The index, which is based on a survey of thousands of journalists, policy-makers, donors and topic and regional specialists around the globe, using a detailed list of criteria including leadership and staff; quality and reputation of the research produced; policy impact and recognition; convening power; innovation; inclusiveness; and communications, among others.
Think tanks are ranked globally and by region and expertise. SEI was No. 2 in the last three years’ rankings of environmental think tanks, after the World Resources Institute, a frequent partner of SEI’s that is No. 3 this year.
“We are very pleased to have received this recognition of our work,” said SEI Executive Director Johan L. Kuylenstierna. “For us, it serves as proof that our work results in real impacts and is appreciated among our partners.”
“As with any successful organization, the most valuable asset we have are our 220 colleagues and the hundreds of partners we are working with in almost every corner of the planet,” said Kuylenstierna. “SEI has also benefited from strong, positive support from the Swedish government, making is possible to operate as an independent research organization and driving our research agenda forward.”
Bridging science and policy has been SEI’s mission since its creation in 1989, but in recent years, the institute has made significant investments to further strengthen its research, policy engagement and communications capacity.
The SEI Initiatives, launched as part of SEI’s 2015–2019 Strategy, concentrate expertise and resources in areas where SEI is well positioned to be a global leader. Some of SEI’s highest-profile work in 2016 was produced through the initiatives, such as studies of U.S. federal leases for coal and oil production, and the new Trase tool, a joint effort with the Global Canopy Programme that aims to bring transparency to global supply chains.

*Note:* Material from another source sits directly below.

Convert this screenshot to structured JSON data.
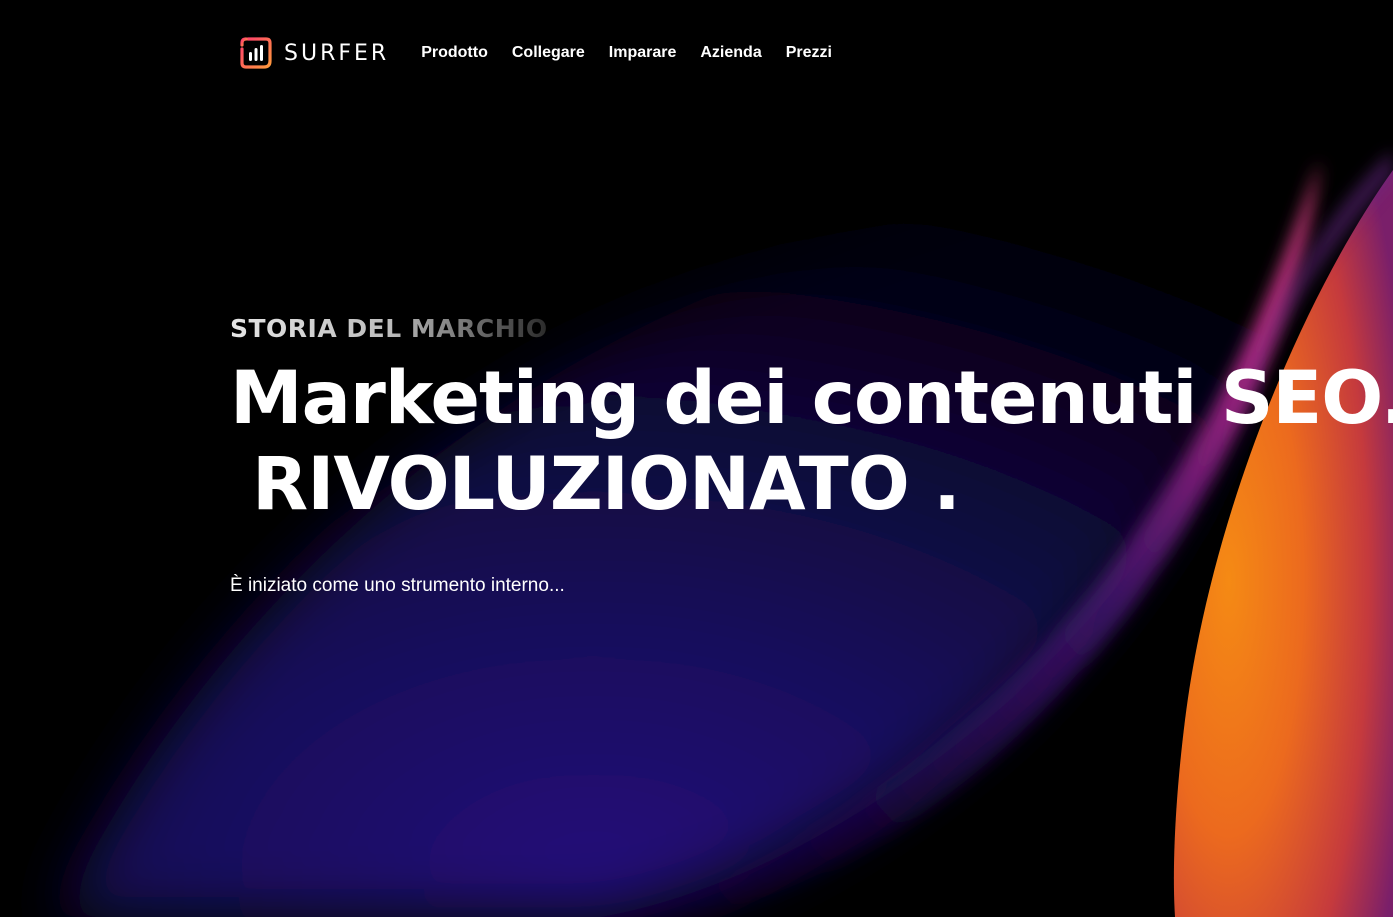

Partnerships are also crucial to SEI’s work: from the Climate and Clean Air Coalition to Reduce Short-Lived Climate Pollutants (CCAC) and the New Climate Economy project, to regional collaborations such as the Arctic Resilience Report and the Sustainable Mekong Research Network (SUMERNET), coordinated by SEI’s Asia Centre.
SEI Deputy Director and Research Director Måns Nilsson said the think tank ranking is a validation of SEI’s core approach. “On one hand, we function as a think tank, working closely with policy-makers and development practitioners,” he said. “But we also ground all our engagements in rigorous scientific research. That combination adds real value in supporting policy responses to sustainable development problems.”
SEI’s approach is also a big part of why researchers are drawn to the institute, said Bernadette Resurrección, a senior research fellow in the Asia Centre and co-leader of SEI’s Gender and Social Equity Programme.
“SEI is like no other think tank or research institute I know,” she said. “Our staff is very diverse – multinational, multidisciplinary, with a wide range of perspectives – but we all share a commitment to producing research that is both scientifically robust and socially just. We don’t bring an agenda, but rather serve as honest brokers who bring people together to solve problems, making sure that all voices are heard. We work closely with policy-makers and a broad range of other stakeholders, and we build long-term, trusting relationships. As a researcher, I’m proud to be part of an organization with such strong values.”